Physically, the origin of this phenomenon is closely related to the physics of dielectrics. Consider a photon interacting with an electron, which we will call the test electron to avoid confusion in what follows. Due to quantum fluctuations ... , spacetime is full of electron-positron pairs, popping in and out of existence. Near the test electron, the electrons in these virtual pairs are repelled by the test electron and thus tend to move away from the test electron while the positrons tend to move toward the test electron. Thus, at long distances, the charge of the test electron is shielded to some extent by the cloud of positrons, causing a weaker coupling to the photon, while at short distances the coupling to the photon becomes stronger. The quantum vacuum is just as much a dielectric as a lump of actual material.
- p. 358
- ... the fight for credit goes on in every field, but in theoretical physics, it is almost a way of life, since ideas are by nature ethereal. And the stakes are high: the victor gets to go to Stockholm, while the loser is consigned to the dustbin of history; a history largely written by the victor with the help of an army of idolaters and science writers.

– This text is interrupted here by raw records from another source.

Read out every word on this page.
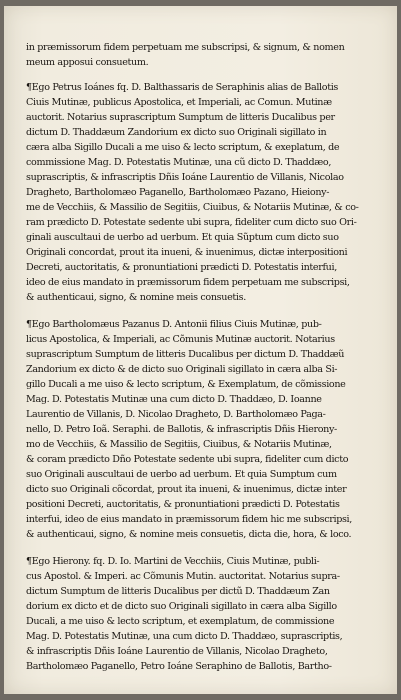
in præmissorum fidem perpetuam me subscripsi, & signum, & nomen
meum apposui consuetum.
¶Ego Petrus Ioánes fq. D. Balthassaris de Seraphinis alias de Ballotis
Ciuis Mutinæ, publicus Apostolica, et Imperiali, ac Comun. Mutinæ
auctorit. Notarius suprascriptum Sumptum de litteris Ducalibus per
dictum D. Thaddæum Zandorium ex dicto suo Originali sigillato in
cæra alba Sigillo Ducali a me uiso & lecto scriptum, & exeplatum, de
commissione Mag. D. Potestatis Mutinæ, una cũ dicto D. Thaddæo,
suprascriptis, & infrascriptis Dñis Ioáne Laurentio de Villanis, Nicolao
Dragheto, Bartholomæo Paganello, Bartholomæo Pazano, Hieiony-
me de Vecchiis, & Massilio de Segitiis, Ciuibus, & Notariis Mutinæ, & co-
ram prædicto D. Potestate sedente ubi supra, fideliter cum dicto suo Ori-
ginali auscultaui de uerbo ad uerbum. Et quia Sũptum cum dicto suo
Originali concordat, prout ita inueni, & inuenimus, dictæ interpositioni
Decreti, auctoritatis, & pronuntiationi prædicti D. Potestatis interfui,
ideo de eius mandato in præmissorum fidem perpetuam me subscripsi,
& authenticaui, signo, & nomine meis consuetis.
¶Ego Bartholomæus Pazanus D. Antonii filius Ciuis Mutinæ, pub-
licus Apostolica, & Imperiali, ac Cõmunis Mutinæ auctorit. Notarius
suprascriptum Sumptum de litteris Ducalibus per dictum D. Thaddæũ
Zandorium ex dicto & de dicto suo Originali sigillato in cæra alba Si-
gillo Ducali a me uiso & lecto scriptum, & Exemplatum, de cõmissione
Mag. D. Potestatis Mutinæ una cum dicto D. Thaddæo, D. Ioanne
Laurentio de Villanis, D. Nicolao Dragheto, D. Bartholomæo Paga-
nello, D. Petro Ioã. Seraphi. de Ballotis, & infrascriptis Dñis Hierony-
mo de Vecchiis, & Massilio de Segitiis, Ciuibus, & Notariis Mutinæ,
& coram prædicto Dño Potestate sedente ubi supra, fideliter cum dicto
suo Originali auscultaui de uerbo ad uerbum. Et quia Sumptum cum
dicto suo Originali cõcordat, prout ita inueni, & inuenimus, dictæ inter
positioni Decreti, auctoritatis, & pronuntiationi prædicti D. Potestatis
interfui, ideo de eius mandato in præmissorum fidem hic me subscripsi,
& authenticaui, signo, & nomine meis consuetis, dicta die, hora, & loco.
¶Ego Hierony. fq. D. Io. Martini de Vecchiis, Ciuis Mutinæ, publi-
cus Apostol. & Imperi. ac Cõmunis Mutin. auctoritat. Notarius supra-
dictum Sumptum de litteris Ducalibus per dictũ D. Thaddæum Zan
dorium ex dicto et de dicto suo Originali sigillato in cæra alba Sigillo
Ducali, a me uiso & lecto scriptum, et exemplatum, de commissione
Mag. D. Potestatis Mutinæ, una cum dicto D. Thaddæo, suprascriptis,
& infrascriptis Dñis Ioáne Laurentio de Villanis, Nicolao Dragheto,
Bartholomæo Paganello, Petro Ioáne Seraphino de Ballotis, Bartho-
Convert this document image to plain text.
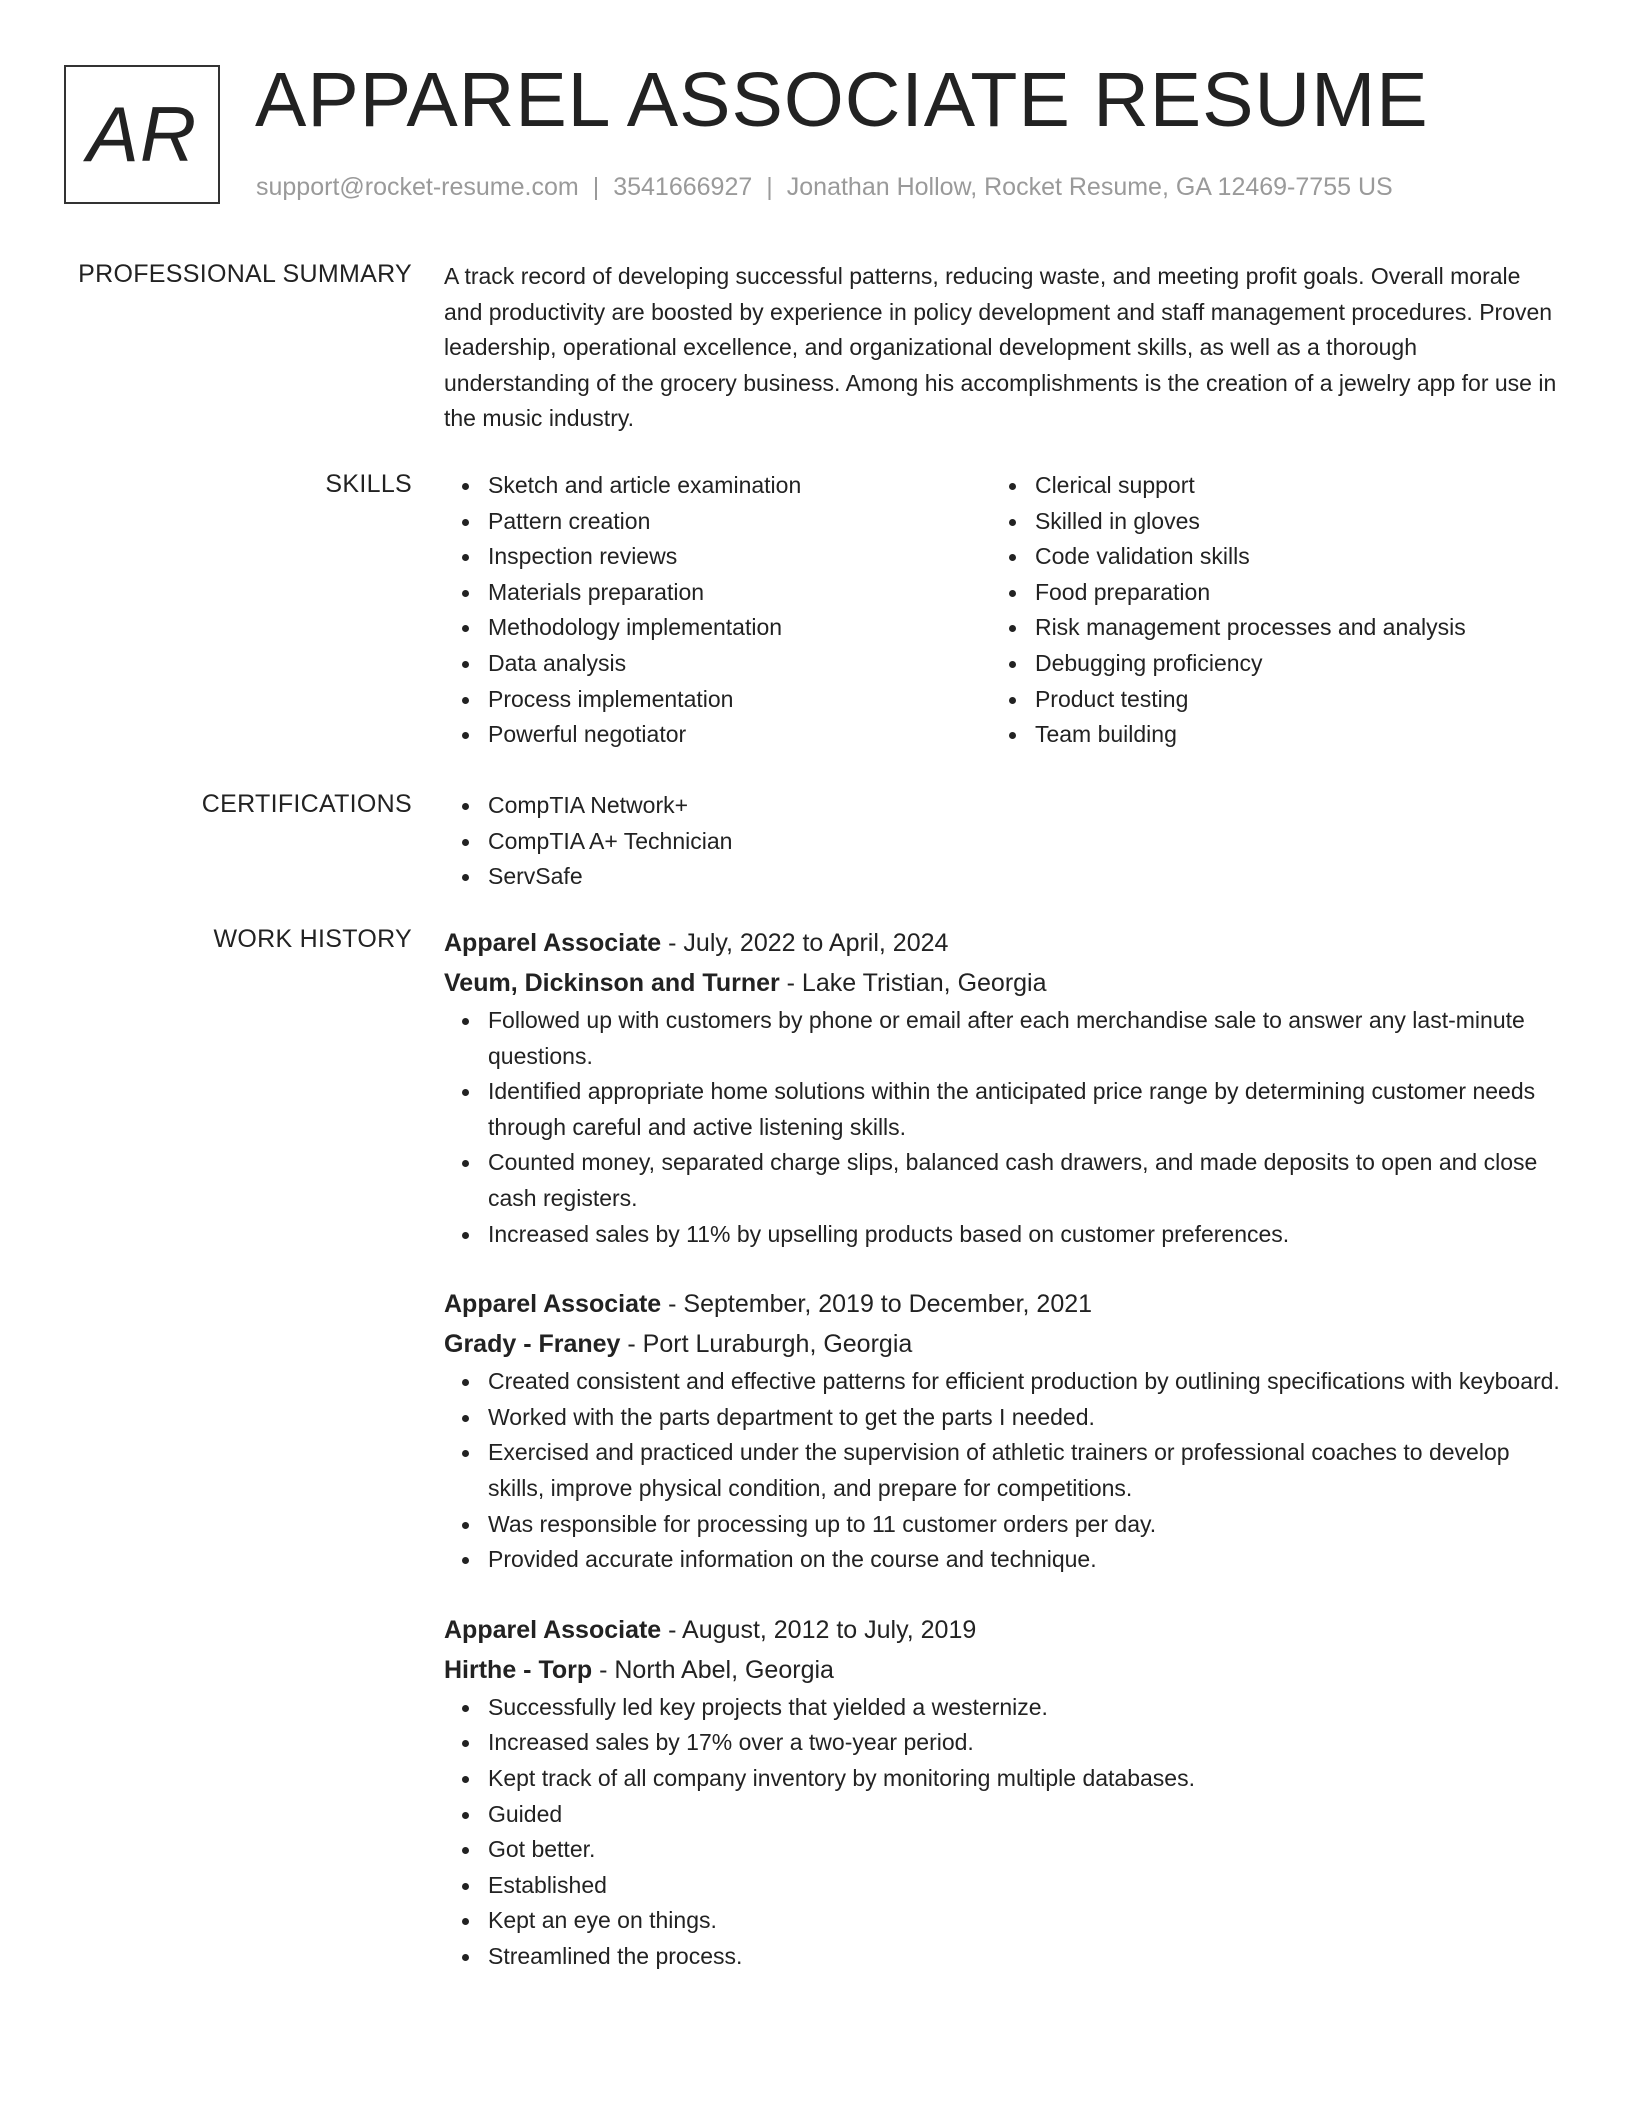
AR APPAREL ASSOCIATE RESUME
support@rocket-resume.com | 3541666927 | Jonathan Hollow, Rocket Resume, GA 12469-7755 US
PROFESSIONAL SUMMARY A track record of developing successful patterns, reducing waste, and meeting profit goals. Overall morale and productivity are boosted by experience in policy development and staff management procedures. Proven leadership, operational excellence, and organizational development skills, as well as a thorough understanding of the grocery business. Among his accomplishments is the creation of a jewelry app for use in the music industry.

SKILLS	Sketch and article examination
Pattern creation
Inspection reviews
Materials preparation
Methodology implementation
Data analysis
Process implementation
Powerful negotiator
Clerical support
Skilled in gloves
Code validation skills
Food preparation
Risk management processes and analysis
Debugging proficiency
Product testing
Team building
CERTIFICATIONS	CompTIA Network+
CompTIA A+ Technician
ServSafe
WORK HISTORY Apparel Associate - July, 2022 to April, 2024
Veum, Dickinson and Turner - Lake Tristian, Georgia
Followed up with customers by phone or email after each merchandise sale to answer any last-minute questions.
Identified appropriate home solutions within the anticipated price range by determining customer needs through careful and active listening skills.
Counted money, separated charge slips, balanced cash drawers, and made deposits to open and close cash registers.
Increased sales by 11% by upselling products based on customer preferences.
Apparel Associate - September, 2019 to December, 2021
Grady - Franey - Port Luraburgh, Georgia
Created consistent and effective patterns for efficient production by outlining specifications with keyboard.
Worked with the parts department to get the parts I needed.
Exercised and practiced under the supervision of athletic trainers or professional coaches to develop skills, improve physical condition, and prepare for competitions.
Was responsible for processing up to 11 customer orders per day.
Provided accurate information on the course and technique.
Apparel Associate - August, 2012 to July, 2019
Hirthe - Torp - North Abel, Georgia
Successfully led key projects that yielded a westernize.
Increased sales by 17% over a two-year period.
Kept track of all company inventory by monitoring multiple databases.
Guided
Got better.
Established
Kept an eye on things.
Streamlined the process.
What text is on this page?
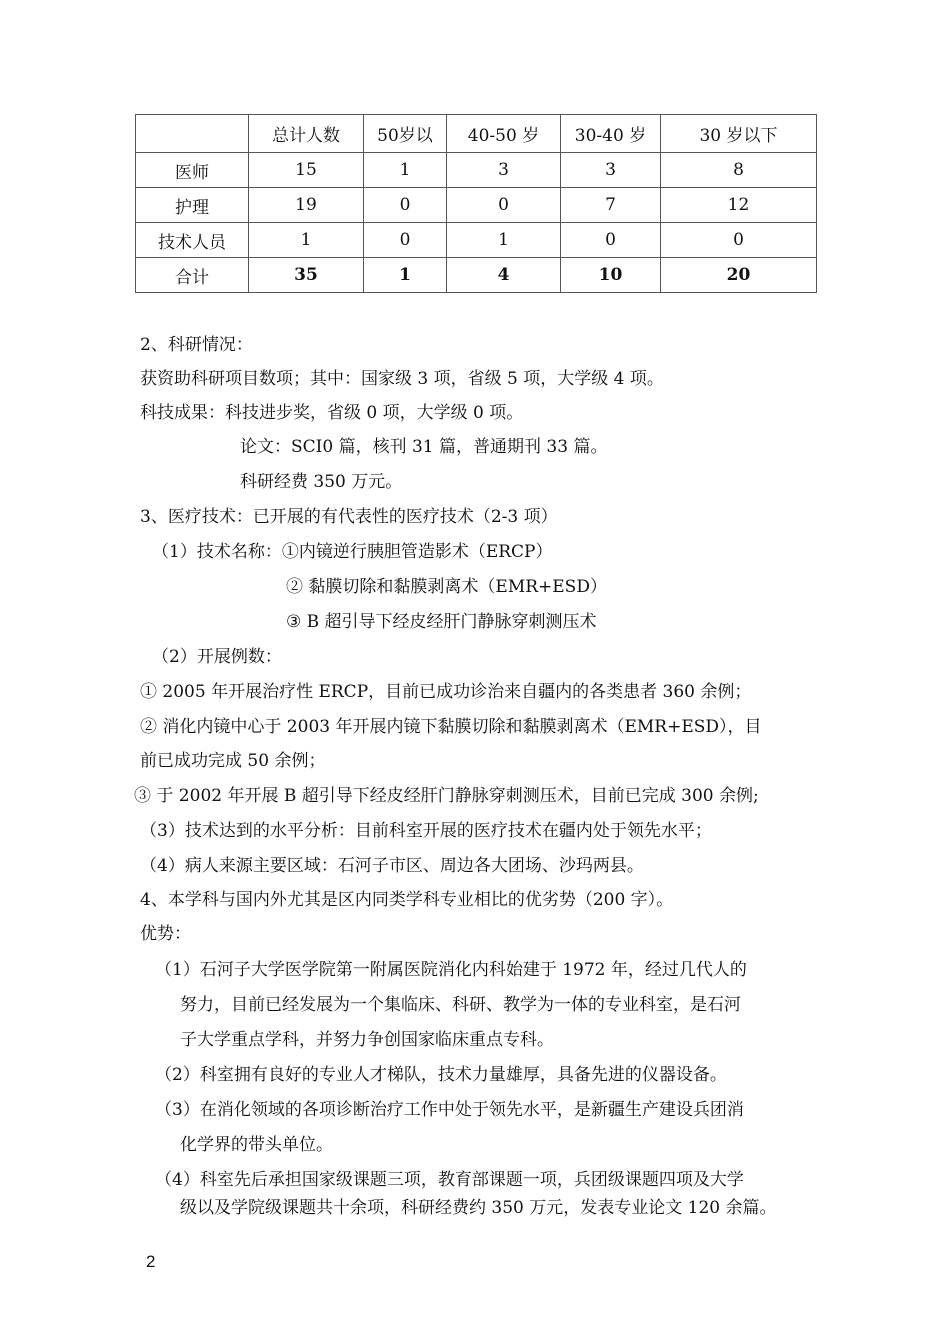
	总计人数	50岁以	40-50 岁	30-40 岁	30 岁以下
医师	15	1	3	3	8
护理	19	0	0	7	12
技术人员	1	0	1	0	0
合计	35	1	4	10	20
2、科研情况：
获资助科研项目数项；其中：国家级 3 项，省级 5 项，大学级 4 项。
科技成果：科技进步奖，省级 0 项，大学级 0 项。
论文：SCI0 篇，核刊 31 篇，普通期刊 33 篇。
科研经费 350 万元。
3、医疗技术：已开展的有代表性的医疗技术（2-3 项）
（1）技术名称：①内镜逆行胰胆管造影术（ERCP）
② 黏膜切除和黏膜剥离术（EMR+ESD）
③ B 超引导下经皮经肝门静脉穿刺测压术
（2）开展例数：
① 2005 年开展治疗性 ERCP，目前已成功诊治来自疆内的各类患者 360 余例；
② 消化内镜中心于 2003 年开展内镜下黏膜切除和黏膜剥离术（EMR+ESD），目
前已成功完成 50 余例；
③ 于 2002 年开展 B 超引导下经皮经肝门静脉穿刺测压术，目前已完成 300 余例;
（3）技术达到的水平分析：目前科室开展的医疗技术在疆内处于领先水平；
（4）病人来源主要区域：石河子市区、周边各大团场、沙玛两县。
4、本学科与国内外尤其是区内同类学科专业相比的优劣势（200 字）。
优势：
（1）石河子大学医学院第一附属医院消化内科始建于 1972 年，经过几代人的
努力，目前已经发展为一个集临床、科研、教学为一体的专业科室，是石河
子大学重点学科，并努力争创国家临床重点专科。
（2）科室拥有良好的专业人才梯队，技术力量雄厚，具备先进的仪器设备。
（3）在消化领域的各项诊断治疗工作中处于领先水平，是新疆生产建设兵团消
化学界的带头单位。
（4）科室先后承担国家级课题三项，教育部课题一项，兵团级课题四项及大学
级以及学院级课题共十余项，科研经费约 350 万元，发表专业论文 120 余篇。
2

- Normally, the entropy of a system is extensive, that is, proportional to its volume. Somehow, a black hole has an entropy proportional to its surface rather than to its volume. This fact has led to the so-called holographic principle. Many fundamental physicists believe that this mysterious property of black holes holds the key to quantum gravity.
Group Theory in a Nutshell for Physicists (2016)Edit
- Although group theory is certainly relevant for nineteenth-century physics, it really started to play an important role with the work of Lorentz and Poincaré, and became essential with quantum mechanics. Heisenberg opened up an entirely new world with his vision of an internal symmetry, the exploration of which continues to this day in one form or another. Beginning in the 1950s, group theory has come to play a central role in several areas of physics, perhaps none more so than in what I call fundamental physics ...
- Rotations in 3-dimensional Euclidean space ... form the poster child of group theory and are almost indispensable in physics. Think of rotating a rigid object, such as a bust of Newton. After two rotations in succession, the bust, being rigid, has not been deformed in any way; it merely has a different orientation. Thus, the composition of two rotations is another rotation.